A biographer delivers the scholarly yet very human story of some talented women who held surprising sway in the incredible clutter of city-states that composed Renaissance Italy.
Noting that Italy comprised some 250 individual states, Frieda (Catherine de Medici, 2005) focuses on three powerful families—Sforza, Este, Gonzaga—though others rise and fall throughout her tale, as well, principally the Borgias and the Medici. The stories (and families) are interconnected and extremely complex—witness the 10 pages of family trees preceding the text. (Assiduous readers will want to keep a finger among those pages.) The author follows the fortunes of such women as Caterina Sforza, her husband brutally murdered and mutilated, who flashed traitors in a crowd. Frieda also shows us the vilely corrupt papacy of the time. Greed, violence, sexual depravity, incompetence—all flourished. Throughout, the author wields a sharp rhetorical razor, too. Of Duchess Bona, she writes: “it would have been hard to find a stupider woman,” and Angela Borgia was a “brainless beauty.” Frieda does some restoration on the reputations of the Borgias, particularly Lucrezia, calling much of what had circulated at the time (and later) “a heap of fantastical stories and lies.” Among the most compelling of her accounts: the papacy of Rodrigo Borgia (Alexander VI) and the quest for power that consumed his son Cesare, who became a Spanish prisoner.

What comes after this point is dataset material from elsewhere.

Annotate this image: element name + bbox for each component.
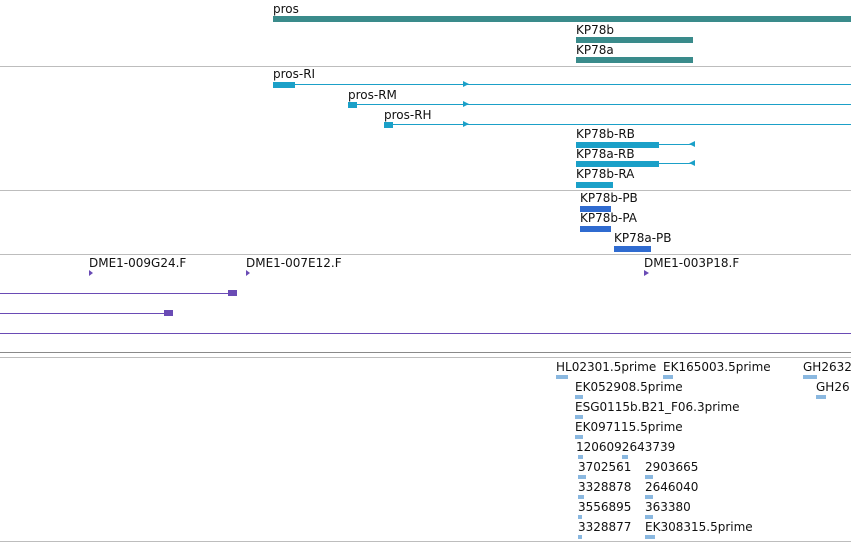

Frieda also follows the international politics and military maneuvers of Italy, especially the incursions of France. Shifting alliances, deceptions and lies, the struggle for wealth and power—all are revealed in the stories of women who held (or manipulated) the reins of power when men were incompetent or away battling one another.
Richly researched and deeply complex—at times sufficient to bemuse as much as inform.